Аделаида впервые в жизни столкнулась с реальным интересом к своей персоне и очень затруднялась его расценить. «Чего это он? – прокручивала в голове Аделаида. – Какое ему дело до того, что я знаю и чего не знаю! Может, хочет кому-то про меня сказать, чтоб опозорить? Или… или… вдруг… а… вдруг он влюбился в меня?! В меня?! Нет, этого не может быть! Так ему вроде Карина нравится?..»
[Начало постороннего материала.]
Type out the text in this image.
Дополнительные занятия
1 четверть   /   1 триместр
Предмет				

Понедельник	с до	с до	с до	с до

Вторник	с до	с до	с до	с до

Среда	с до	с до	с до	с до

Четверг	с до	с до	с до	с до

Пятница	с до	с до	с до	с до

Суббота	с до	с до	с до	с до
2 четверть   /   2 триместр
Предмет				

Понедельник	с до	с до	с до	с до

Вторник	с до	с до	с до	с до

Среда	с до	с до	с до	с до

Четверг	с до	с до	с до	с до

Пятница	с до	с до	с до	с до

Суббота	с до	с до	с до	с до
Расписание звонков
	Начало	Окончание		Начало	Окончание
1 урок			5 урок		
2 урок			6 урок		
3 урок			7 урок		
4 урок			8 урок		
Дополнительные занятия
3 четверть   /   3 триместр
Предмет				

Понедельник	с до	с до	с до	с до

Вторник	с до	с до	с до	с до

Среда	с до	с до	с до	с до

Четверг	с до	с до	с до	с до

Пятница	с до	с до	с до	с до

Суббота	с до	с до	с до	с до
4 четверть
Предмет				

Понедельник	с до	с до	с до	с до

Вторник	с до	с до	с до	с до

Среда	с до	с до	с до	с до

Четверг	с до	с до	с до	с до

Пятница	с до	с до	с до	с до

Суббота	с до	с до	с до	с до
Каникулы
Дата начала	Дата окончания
Аделаида сама пока ни разу не «влюблялась», но по простоте душевной думала, что тот, кто её не дразнит и не подшучивает над ней – влюбился! Как же иначе объяснить это поведение? Как только она замечала, что кто-то «влюбился», она сама начинала присматриваться к мальчику, находить в нём какие-то положительные черты и уговаривала себя, что он вроде как «ничего», что если не обращать внимание на овечье выражение лица и совершено кривые ноги, то он очень даже «симпатичный»… Она смотрела на него другими глазами, на переменках чаще проходила мимо его класса, пришивала свежие воротнички к форменному платью, которые сама шила, по утрам аккуратней причёсывалась. Вся эта «любовь», однако, продолжалось до тех пор, пока очередной любовный «объект» не произносил где-нибудь на очередной линейке:

– Эй! Слышь, хозобочка! Иди быстрее! Шевели булками!

И вот тогда в ту же секунду всё возвращалось на круги своя. Аделаида, конечно, переживала очень, но уже через неделю выбирала себе новый объект для влюбления. Ей чтобы утром вставать, чистить зубы, учить уроки постоянно, всё время чисто физически надо было пребывать в состоянии постоянной «влюблённое™». Но это всё было так, мимолётно и по чуть-чуть. А вот чтоб влюбиться по-настоящему, как все другие девчонки – такого пока не было…

Пауза стала затягиваться.

– Ты чего, спишь, что ли? Почему стыдно, спрашиваю?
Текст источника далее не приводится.